Una vez que la familia se despidió y el invitado salió por la puerta, Mamoru lo siguió. Yoshitake buscaba la llave en el bolsillo.

«Incluso los ricos se olvidan de dónde han puesto las llaves», pensó.

En ese momento, Yoshitake reparó en él.

—Siento haberos entretenido tanto. ¿Me he dejado algo? —preguntó, lanzando una sonrisa bien ensayada y complaciente.

—¿Le importa si le hago una pregunta algo extraña? —empezó Mamoru.

—¿Qué tienes en mente?

—Señor Yoshitake, lo vi en la intersección donde la señorita Sugano fue atropellada. Fue el domingo después del accidente, a las dos o dos y media de la mañana.

Yoshitake miró al chico fijamente, con semblante grave. Por fin, su expresión pareció suavizarse, y de nuevo, brotó una sonrisa en sus labios.

—Supongo que me has pillado. ¿Cómo lo has sabido?

—Lo vi. Suelo salir a correr, y esa noche me acerqué hasta allí para ver el lugar del accidente.

—Entiendo. —Yoshitake se llevó la mano al bolsillo de la camisa, sacó un paquete de cigarrillos y encendió uno.

—También recuerdo el olor de sus cigarrillos. No es una marca corriente, ¿verdad?

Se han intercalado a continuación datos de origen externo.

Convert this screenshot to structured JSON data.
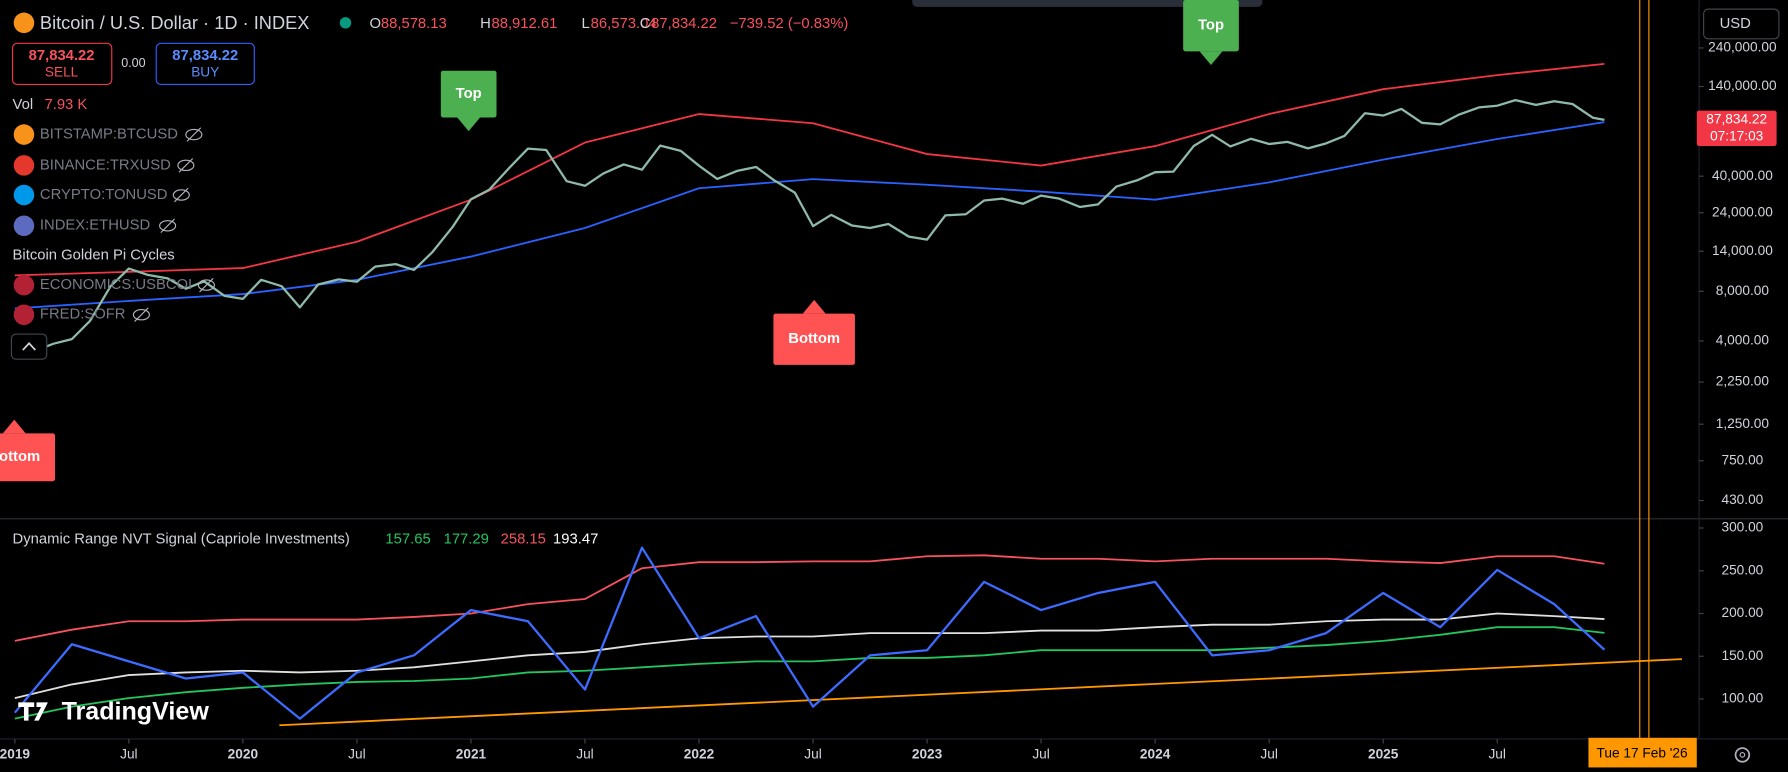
{
  "header": {
    "symbol": "Bitcoin / U.S. Dollar · 1D · INDEX",
    "open_label": "O",
    "open": "88,578.13",
    "high_label": "H",
    "high": "88,912.61",
    "low_label": "L",
    "low": "86,573.04",
    "close_label": "C",
    "close": "87,834.22",
    "change": "−739.52 (−0.83%)",
    "sell_price": "87,834.22",
    "sell": "SELL",
    "spread": "0.00",
    "buy_price": "87,834.22",
    "buy": "BUY",
    "volume_label": "Vol",
    "volume": "7.93 K",
    "currency": "USD",
    "price_tag": "87,834.22",
    "countdown": "07:17:03",
    "cursor_date": "Tue 17 Feb '26",
    "logo": "TradingView"
  },
  "overlays": [
    "BITSTAMP:BTCUSD",
    "BINANCE:TRXUSD",
    "CRYPTO:TONUSD",
    "INDEX:ETHUSD",
    "Bitcoin Golden Pi Cycles",
    "ECONOMICS:USBCOI",
    "FRED:SOFR"
  ],
  "chart_data": [
    {
      "type": "line",
      "log_scale": true,
      "grid": false,
      "xlim": [
        2018.935,
        2026.385
      ],
      "ylim": [
        333,
        469000
      ],
      "yticks": [
        {
          "value": 240000,
          "label": "240,000.00"
        },
        {
          "value": 140000,
          "label": "140,000.00"
        },
        {
          "value": 40000,
          "label": "40,000.00"
        },
        {
          "value": 24000,
          "label": "24,000.00"
        },
        {
          "value": 14000,
          "label": "14,000.00"
        },
        {
          "value": 8000,
          "label": "8,000.00"
        },
        {
          "value": 4000,
          "label": "4,000.00"
        },
        {
          "value": 2250,
          "label": "2,250.00"
        },
        {
          "value": 1250,
          "label": "1,250.00"
        },
        {
          "value": 750,
          "label": "750.00"
        },
        {
          "value": 430,
          "label": "430.00"
        }
      ],
      "series": [
        {
          "color": "#8fb9a8",
          "x": [
            2019,
            2019.08,
            2019.17,
            2019.25,
            2019.33,
            2019.42,
            2019.5,
            2019.58,
            2019.67,
            2019.75,
            2019.83,
            2019.92,
            2020,
            2020.08,
            2020.17,
            2020.25,
            2020.33,
            2020.42,
            2020.5,
            2020.58,
            2020.67,
            2020.75,
            2020.83,
            2020.92,
            2021,
            2021.08,
            2021.17,
            2021.25,
            2021.33,
            2021.42,
            2021.5,
            2021.58,
            2021.67,
            2021.75,
            2021.83,
            2021.92,
            2022,
            2022.08,
            2022.17,
            2022.25,
            2022.33,
            2022.42,
            2022.5,
            2022.58,
            2022.67,
            2022.75,
            2022.83,
            2022.92,
            2023,
            2023.08,
            2023.17,
            2023.25,
            2023.33,
            2023.42,
            2023.5,
            2023.58,
            2023.67,
            2023.75,
            2023.83,
            2023.92,
            2024,
            2024.08,
            2024.17,
            2024.25,
            2024.33,
            2024.42,
            2024.5,
            2024.58,
            2024.67,
            2024.75,
            2024.83,
            2024.92,
            2025,
            2025.08,
            2025.17,
            2025.25,
            2025.33,
            2025.42,
            2025.5,
            2025.58,
            2025.67,
            2025.75,
            2025.83,
            2025.92,
            2025.97
          ],
          "values": [
            3700,
            3450,
            3850,
            4100,
            5300,
            8600,
            11000,
            10100,
            9600,
            8300,
            9200,
            7500,
            7200,
            9400,
            8600,
            6400,
            8800,
            9450,
            9150,
            11300,
            11700,
            10800,
            13800,
            19700,
            29000,
            33100,
            45200,
            58800,
            57700,
            37300,
            35000,
            41500,
            47100,
            43800,
            61300,
            57000,
            46300,
            38500,
            43200,
            45500,
            37700,
            31800,
            19900,
            23300,
            20100,
            19400,
            20500,
            17200,
            16500,
            23100,
            23500,
            28500,
            29200,
            27200,
            30500,
            29200,
            26000,
            27000,
            34600,
            37700,
            42300,
            42600,
            61100,
            71300,
            60600,
            67500,
            62700,
            64600,
            59000,
            63300,
            70200,
            96400,
            93400,
            102400,
            84300,
            82500,
            94200,
            104600,
            107100,
            115800,
            108300,
            114000,
            109600,
            90400,
            87834.22
          ]
        },
        {
          "color": "#f23645",
          "x": [
            2019,
            2019.5,
            2020,
            2020.5,
            2021,
            2021.5,
            2022,
            2022.5,
            2023,
            2023.5,
            2024,
            2024.5,
            2025,
            2025.5,
            2025.97
          ],
          "values": [
            10000,
            10500,
            11070,
            16000,
            28800,
            64000,
            95300,
            83800,
            54500,
            46400,
            60900,
            95300,
            135000,
            164000,
            192000
          ]
        },
        {
          "color": "#2962ff",
          "x": [
            2019,
            2019.5,
            2020,
            2020.5,
            2021,
            2021.5,
            2022,
            2022.5,
            2023,
            2023.5,
            2024,
            2024.5,
            2025,
            2025.5,
            2025.97
          ],
          "values": [
            6300,
            7000,
            7700,
            9400,
            13000,
            19400,
            33800,
            38400,
            35500,
            32200,
            28800,
            36700,
            50400,
            67200,
            85100
          ]
        }
      ],
      "annotations": [
        {
          "text": "Top",
          "x": 2020.99,
          "color": "#4caf50"
        },
        {
          "text": "Top",
          "x": 2024.245,
          "color": "#4caf50"
        },
        {
          "text": "Bottom",
          "x": 2022.505,
          "color": "#ff5252"
        },
        {
          "text": "Bottom",
          "x": 2018.9975,
          "color": "#ff5252"
        }
      ]
    },
    {
      "type": "line",
      "title": "Dynamic Range NVT Signal (Capriole Investments)",
      "grid": false,
      "xlim": [
        2018.935,
        2026.385
      ],
      "ylim": [
        53.3,
        310.7
      ],
      "xticks": [
        2019,
        {
          "value": 2019.5,
          "label": "Jul"
        },
        2020,
        {
          "value": 2020.5,
          "label": "Jul"
        },
        2021,
        {
          "value": 2021.5,
          "label": "Jul"
        },
        2022,
        {
          "value": 2022.5,
          "label": "Jul"
        },
        2023,
        {
          "value": 2023.5,
          "label": "Jul"
        },
        2024,
        {
          "value": 2024.5,
          "label": "Jul"
        },
        2025,
        {
          "value": 2025.5,
          "label": "Jul"
        }
      ],
      "yticks": [
        {
          "value": 300,
          "label": "300.00"
        },
        {
          "value": 250,
          "label": "250.00"
        },
        {
          "value": 200,
          "label": "200.00"
        },
        {
          "value": 150,
          "label": "150.00"
        },
        {
          "value": 100,
          "label": "100.00"
        }
      ],
      "x": [
        2019,
        2019.25,
        2019.5,
        2019.75,
        2020,
        2020.25,
        2020.5,
        2020.75,
        2021,
        2021.25,
        2021.5,
        2021.75,
        2022,
        2022.25,
        2022.5,
        2022.75,
        2023,
        2023.25,
        2023.5,
        2023.75,
        2024,
        2024.25,
        2024.5,
        2024.75,
        2025,
        2025.25,
        2025.5,
        2025.75,
        2025.97
      ],
      "series": [
        {
          "color": "#3d6bff",
          "values": [
            84,
            164,
            144,
            124,
            131,
            77,
            131,
            151,
            204,
            191,
            111,
            277,
            171,
            197,
            91,
            151,
            157,
            237,
            204,
            224,
            237,
            151,
            157,
            177,
            224,
            184,
            251,
            211,
            157.65
          ]
        },
        {
          "color": "#22c55e",
          "values": [
            77,
            91,
            101,
            108,
            113,
            117,
            120,
            121,
            124,
            131,
            133,
            137,
            141,
            144,
            144,
            148,
            148,
            151,
            157,
            157,
            157,
            157,
            160,
            163,
            168,
            175,
            184,
            184,
            177.29
          ]
        },
        {
          "color": "#f7525f",
          "values": [
            168,
            181,
            191,
            191,
            193,
            193,
            193,
            196,
            200,
            211,
            217,
            253,
            260,
            260,
            261,
            261,
            267,
            268,
            264,
            264,
            261,
            264,
            264,
            264,
            261,
            259,
            267,
            267,
            258.15
          ]
        },
        {
          "color": "#e0e0e0",
          "values": [
            101,
            117,
            128,
            131,
            133,
            131,
            133,
            137,
            144,
            151,
            155,
            164,
            171,
            173,
            173,
            177,
            177,
            177,
            180,
            180,
            184,
            187,
            187,
            191,
            193,
            193,
            200,
            197,
            193.47
          ]
        },
        {
          "color": "#ff9800",
          "x": [
            2020.16,
            2026.31
          ],
          "values": [
            69.3,
            146.7
          ]
        }
      ]
    }
  ]
}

—La próxima vez que salga de incógnito, procuraré llevar más cuidado —rió Yoshitake. El humo que emanaba su pitillo era de un color púrpura muy llamativo.

—Quería darle las gracias —dijo Mamoru—. Pese a todo lo que arriesgaba, decidió dar la cara.

—No es para tanto, créeme. Los medios de comunicación lo exageraron todo. No tienes que preocuparte por mí. Mi mujer no pedirá el divorcio y tampoco perderé mi puesto en la compañía. Que mi familia política me adoptara no significa que no sepa cuidar de mí mismo. He aprendido la lección. He decidido que tengo que ser más honesto con el papel que desempeño en la compañía, y estoy dispuesto a hacerlo.

Mamoru esbozo una sonrisa de alivio.

—Quienes merecéis mis disculpas sois tu hermana y tú —continuó—. Desaparecí como un cobarde con la esperanza de que no tuviera que testificar, de que apareciese alguien más. Lamento todo el dolor que os he causado.